PEP 691: JSON-based Simple API for Python Package Indexes

Just to close the loop here since there were some concerns with static mirrors.

I have working configurations for both Apache and Nginx for bandersnatch.

Assuming you have Apache configured to have mod_negotiation enabled and to allow .htaccess, you can implement basic support for PEP 691 by writing index.html, index.v1_html, and index.v1_json files for all of the URLs, and dropping a top level .htaccess that looks like:

Options -Indexes +Multiviews

DirectoryIndex index

AddType application/vnd.pypi.simple.v1+json v1_json
AddType application/vnd.pypi.simple.v1+html v1_html

That doesn’t support the latest version (Apache doesn’t make it easy to separate the returned content type from the content type specified in the Accept header) or the ?format= query param. Both of those things are supportable I think using mod_rewrite, but I didnt’ have time to dig into it further.

A weird artifact of the Apache configuration is that it doesn’t have any option to configure a server side preference, so in cases where multiple content types are equally preferred by the client, it will return which ever response is the smallest.

The Nginx configuration is a little more complex, to see the whole thing you’re best off looking at the bandersnatch issue, but the important parts are:

http {

    # ...

    map $http_accept $mirror_suffix {
        default ".html";

        "~*application/vnd\.pypi\.simple\.latest\+json" ".v1_json";
        "~*application/vnd\.pypi\.simple\.latest\+html" ".v1_html";

        "~*application/vnd\.pypi\.simple\.v1\+json" ".v1_json";
        "~*application/vnd\.pypi\.simple\.v1\+html" ".v1_html";

        "~*text/html" ".html";
    }

    map $arg_format $mirror_suffix_via_url {
        "application/vnd.pypi.simple.latest+json" ".v1_json";
        "application/vnd.pypi.simple.latest+html" ".v1_html";

        "application/vnd.pypi.simple.v1+json" ".v1_json";
        "application/vnd.pypi.simple.v1+html" ".v1_html";

        "text/html" ".html";
    }

    server {

        # ...

        location /simple/ {
            index index$mirror_suffix_via_url index$mirror_suffix;

            types {
                application/vnd.pypi.simple.v1+json v1_json;
                application/vnd.pypi.simple.v1+html v1_html;
                text/html html;
            }
        }
    }
}

This doesn’t actually implement conneg, in that Nginx is not parsing the Accept header and doing the full content negotiation algorithm as recommended by the RFC, and instead it’s just doing a regex match against the Accept header (and a basic string equals against the ?format= parameter) and mapping that to a file extension that gets set in the index directive.

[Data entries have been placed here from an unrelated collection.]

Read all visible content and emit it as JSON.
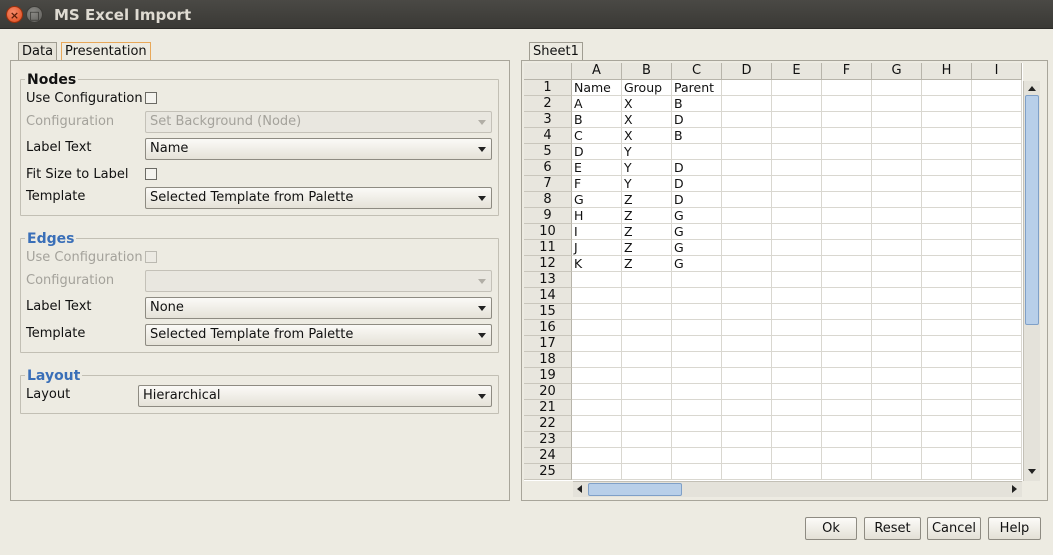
{
  "window": {
    "title": "MS Excel Import"
  },
  "left_tabs": [
    {
      "label": "Data",
      "active": false
    },
    {
      "label": "Presentation",
      "active": true
    }
  ],
  "nodes": {
    "title": "Nodes",
    "use_configuration_label": "Use Configuration",
    "configuration_label": "Configuration",
    "configuration_value": "Set Background (Node)",
    "label_text_label": "Label Text",
    "label_text_value": "Name",
    "fit_size_label": "Fit Size to Label",
    "template_label": "Template",
    "template_value": "Selected Template from Palette"
  },
  "edges": {
    "title": "Edges",
    "use_configuration_label": "Use Configuration",
    "configuration_label": "Configuration",
    "configuration_value": "",
    "label_text_label": "Label Text",
    "label_text_value": "None",
    "template_label": "Template",
    "template_value": "Selected Template from Palette"
  },
  "layout": {
    "title": "Layout",
    "layout_label": "Layout",
    "layout_value": "Hierarchical"
  },
  "sheet_tab": {
    "label": "Sheet1"
  },
  "spreadsheet": {
    "columns": [
      "A",
      "B",
      "C",
      "D",
      "E",
      "F",
      "G",
      "H",
      "I"
    ],
    "row_numbers": [
      "1",
      "2",
      "3",
      "4",
      "5",
      "6",
      "7",
      "8",
      "9",
      "10",
      "11",
      "12",
      "13",
      "14",
      "15",
      "16",
      "17",
      "18",
      "19",
      "20",
      "21",
      "22",
      "23",
      "24",
      "25"
    ],
    "rows": [
      [
        "Name",
        "Group",
        "Parent"
      ],
      [
        "A",
        "X",
        "B"
      ],
      [
        "B",
        "X",
        "D"
      ],
      [
        "C",
        "X",
        "B"
      ],
      [
        "D",
        "Y",
        ""
      ],
      [
        "E",
        "Y",
        "D"
      ],
      [
        "F",
        "Y",
        "D"
      ],
      [
        "G",
        "Z",
        "D"
      ],
      [
        "H",
        "Z",
        "G"
      ],
      [
        "I",
        "Z",
        "G"
      ],
      [
        "J",
        "Z",
        "G"
      ],
      [
        "K",
        "Z",
        "G"
      ]
    ]
  },
  "buttons": {
    "ok": "Ok",
    "reset": "Reset",
    "cancel": "Cancel",
    "help": "Help"
  }
}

In practice, this should be fine. The main downside is it won’t let clients express a relative preference between the content types in their Accept header (they can specify it, nginx just won’t pay attention to it). The RFCs don’t require the server to take the relative client preferences into account, so it’s valid not to do that, it’s just somewhat better if you do.

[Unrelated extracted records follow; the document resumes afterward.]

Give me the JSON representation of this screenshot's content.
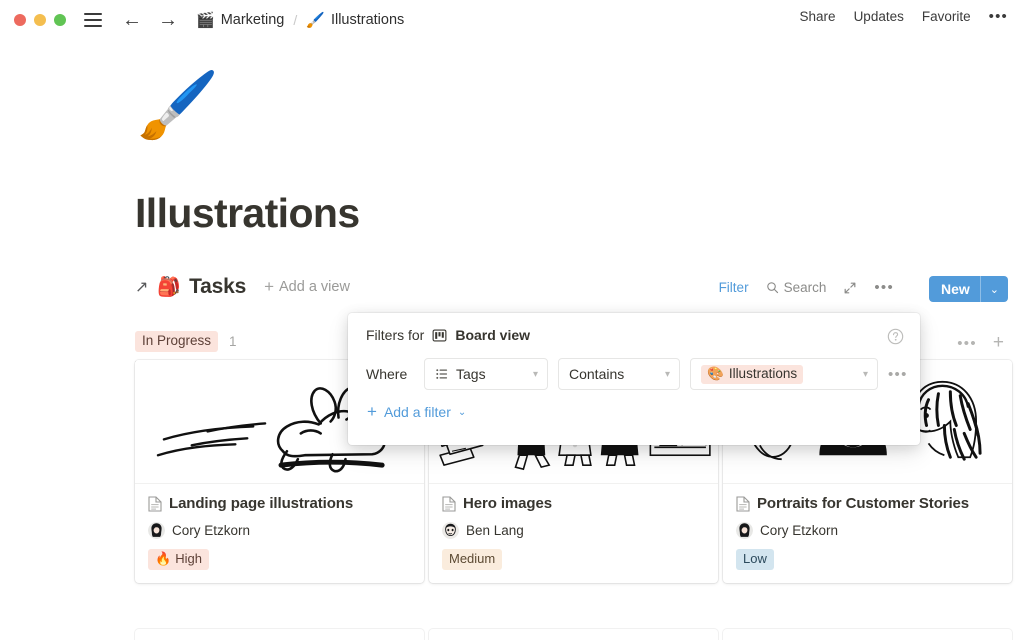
{
  "window": {
    "traffic_lights": [
      "close",
      "minimize",
      "zoom"
    ],
    "menu_icon": "hamburger-icon",
    "back_icon": "←",
    "forward_icon": "→",
    "breadcrumb": [
      {
        "emoji": "🎬",
        "label": "Marketing"
      },
      {
        "emoji": "🖌️",
        "label": "Illustrations"
      }
    ],
    "separator": "/",
    "actions": [
      {
        "label": "Share"
      },
      {
        "label": "Updates"
      },
      {
        "label": "Favorite"
      }
    ],
    "more_label": "•••"
  },
  "page": {
    "emoji": "🖌️",
    "title": "Illustrations"
  },
  "database": {
    "open_arrow": "↗",
    "emoji": "🎒",
    "title": "Tasks",
    "add_view_label": "Add a view",
    "add_view_plus": "+",
    "toolbar": {
      "filter_label": "Filter",
      "search_label": "Search",
      "expand_icon": "⤢",
      "more_label": "•••",
      "new_label": "New",
      "new_chevron": "⌄"
    }
  },
  "board": {
    "column": {
      "status": "In Progress",
      "count": "1",
      "more_label": "•••",
      "add_label": "+"
    },
    "cards": [
      {
        "title": "Landing page illustrations",
        "person": "Cory Etzkorn",
        "priority": "High",
        "priority_emoji": "🔥",
        "priority_class": "tag-high",
        "cover": "rabbit-line-art"
      },
      {
        "title": "Hero images",
        "person": "Ben Lang",
        "priority": "Medium",
        "priority_emoji": "",
        "priority_class": "tag-medium",
        "cover": "people-documents-line-art"
      },
      {
        "title": "Portraits for Customer Stories",
        "person": "Cory Etzkorn",
        "priority": "Low",
        "priority_emoji": "",
        "priority_class": "tag-low",
        "cover": "portraits-line-art"
      }
    ]
  },
  "filter_popover": {
    "heading_label": "Filters for",
    "view_icon": "board-view-icon",
    "view_name": "Board view",
    "help_icon": "help-circle-icon",
    "where_label": "Where",
    "property": {
      "icon": "multi-select-icon",
      "value": "Tags"
    },
    "operator": {
      "value": "Contains"
    },
    "value": {
      "emoji": "🎨",
      "value": "Illustrations"
    },
    "row_more_label": "•••",
    "add_filter_label": "Add a filter",
    "add_filter_plus": "+",
    "add_filter_chevron": "⌄"
  },
  "colors": {
    "accent_blue": "#529bda",
    "tag_peach": "#fbe4dd",
    "tag_cream": "#faecdd",
    "tag_blue": "#d3e5ef",
    "text": "#37352f"
  }
}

Unlike the Apache example, the Nginx example allows setting the default value you want when there is no Accept header, or the Accept header doesn’t contain one of the specified content types, which is controlled by the default value in the first map. It also allows the server to express a preference between the content types, controlled by putting the preferred, non-default, option higher in the map.

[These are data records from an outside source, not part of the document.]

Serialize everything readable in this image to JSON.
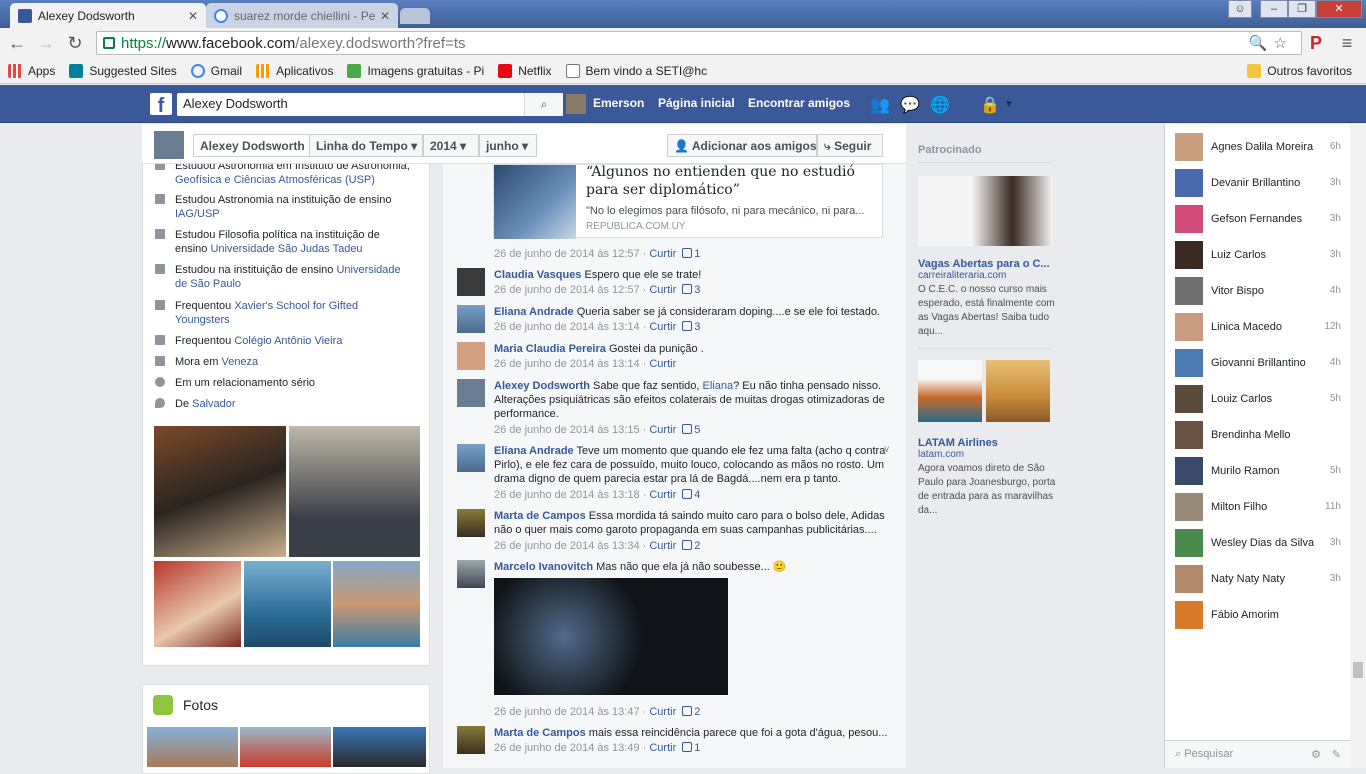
{
  "browser": {
    "active_tab": {
      "title": "Alexey Dodsworth"
    },
    "inactive_tab": {
      "title": "suarez morde chiellini - Pe"
    },
    "url_https": "https://",
    "url_domain": "www.facebook.com",
    "url_path": "/alexey.dodsworth?fref=ts",
    "bookmarks": [
      "Apps",
      "Suggested Sites",
      "Gmail",
      "Aplicativos",
      "Imagens gratuitas - Pi",
      "Netflix",
      "Bem vindo a SETI@hc"
    ],
    "other_bookmarks": "Outros favoritos"
  },
  "fb": {
    "search_value": "Alexey Dodsworth",
    "user": "Emerson",
    "home": "Página inicial",
    "find_friends": "Encontrar amigos"
  },
  "timeline": {
    "name": "Alexey Dodsworth",
    "section": "Linha do Tempo",
    "year": "2014",
    "month": "junho",
    "add_friend": "Adicionar aos amigos",
    "follow": "Seguir"
  },
  "about": {
    "i0_a": "Estudou Astronomia em Instituto de Astronomia,",
    "i0_b": "Geofísica e Ciências Atmosféricas (USP)",
    "i1_a": "Estudou Astronomia na instituição de ensino",
    "i1_b": "IAG/USP",
    "i2_a": "Estudou Filosofia política na instituição de ensino",
    "i2_b": "Universidade São Judas Tadeu",
    "i3_a": "Estudou na instituição de ensino",
    "i3_b": "Universidade",
    "i3_c": "de São Paulo",
    "i4_a": "Frequentou",
    "i4_b": "Xavier's School for Gifted",
    "i4_c": "Youngsters",
    "i5_a": "Frequentou",
    "i5_b": "Colégio Antônio Vieira",
    "i6_a": "Mora em",
    "i6_b": "Veneza",
    "i7_a": "Em um relacionamento sério",
    "i8_a": "De",
    "i8_b": "Salvador",
    "fotos_title": "Fotos"
  },
  "link": {
    "title": "“Algunos no entienden que no estudió para ser diplomático”",
    "desc": "\"No lo elegimos para filósofo, ni para mecánico, ni para...",
    "source": "REPUBLICA.COM.UY",
    "meta": "26 de junho de 2014 às 12:57 ·",
    "likes": "1"
  },
  "comments": [
    {
      "name": "Claudia Vasques",
      "text": "Espero que ele se trate!",
      "time": "26 de junho de 2014 às 12:57 ·",
      "likes": "3"
    },
    {
      "name": "Eliana Andrade",
      "text": "Queria saber se já consideraram doping....e se ele foi testado.",
      "time": "26 de junho de 2014 às 13:14 ·",
      "likes": "3"
    },
    {
      "name": "Maria Claudia Pereira",
      "text": "Gostei da punição .",
      "time": "26 de junho de 2014 às 13:14 ·",
      "likes": ""
    },
    {
      "name": "Alexey Dodsworth",
      "text_a": "Sabe que faz sentido,",
      "mention": "Eliana",
      "text_b": "? Eu não tinha pensado nisso. Alterações psiquiátricas são efeitos colaterais de muitas drogas otimizadoras de performance.",
      "time": "26 de junho de 2014 às 13:15 ·",
      "likes": "5"
    },
    {
      "name": "Eliana Andrade",
      "text": "Teve um momento que quando ele fez uma falta (acho q contra Pirlo), e ele fez cara de possuído, muito louco, colocando as mãos no rosto. Um drama digno de quem parecia estar pra lá de Bagdá....nem era p tanto.",
      "time": "26 de junho de 2014 às 13:18 ·",
      "likes": "4"
    },
    {
      "name": "Marta de Campos",
      "text": "Essa mordida tá saindo muito caro para o bolso dele, Adidas não o quer mais como garoto propaganda em suas campanhas publicitárias....",
      "time": "26 de junho de 2014 às 13:34 ·",
      "likes": "2"
    },
    {
      "name": "Marcelo Ivanovitch",
      "text": "Mas não que ela já não soubesse... 🙂",
      "time": "26 de junho de 2014 às 13:47 ·",
      "likes": "2"
    },
    {
      "name": "Marta de Campos",
      "text": "mais essa reincidência parece que foi a gota d'água, pesou...",
      "time": "26 de junho de 2014 às 13:49 ·",
      "likes": "1"
    }
  ],
  "like_label": "Curtir",
  "ads": {
    "heading": "Patrocinado",
    "ad1_title": "Vagas Abertas para o C...",
    "ad1_domain": "carreiraliteraria.com",
    "ad1_text": "O C.E.C. o nosso curso mais esperado, está finalmente com as Vagas Abertas! Saiba tudo aqu...",
    "ad2_title": "LATAM Airlines",
    "ad2_domain": "latam.com",
    "ad2_text": "Agora voamos direto de São Paulo para Joanesburgo, porta de entrada para as maravilhas da..."
  },
  "chat": {
    "friends": [
      {
        "name": "Agnes Dalila Moreira",
        "time": "6h"
      },
      {
        "name": "Devanir Brillantino",
        "time": "3h"
      },
      {
        "name": "Gefson Fernandes",
        "time": "3h"
      },
      {
        "name": "Luiz Carlos",
        "time": "3h"
      },
      {
        "name": "Vitor Bispo",
        "time": "4h"
      },
      {
        "name": "Linica Macedo",
        "time": "12h"
      },
      {
        "name": "Giovanni Brillantino",
        "time": "4h"
      },
      {
        "name": "Louiz Carlos",
        "time": "5h"
      },
      {
        "name": "Brendinha Mello",
        "time": ""
      },
      {
        "name": "Murilo Ramon",
        "time": "5h"
      },
      {
        "name": "Milton Filho",
        "time": "11h"
      },
      {
        "name": "Wesley Dias da Silva",
        "time": "3h"
      },
      {
        "name": "Naty Naty Naty",
        "time": "3h"
      },
      {
        "name": "Fábio Amorim",
        "time": ""
      }
    ],
    "search_placeholder": "Pesquisar"
  }
}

In addition, the nginx example also supports:

  • The latest version, which will return the correct Content-Type.
  • The ?format= query string, which correctly overrides the Accept header.

Those two web servers probably cover the bulk of all static mirrors out there, and of course (as mentioned in the PEP), if someone is in a situation where they cannot use conneg, the PEP still supports using independent URLs for different versions, and selecting html or json by configuring your index url in the client.

1 Like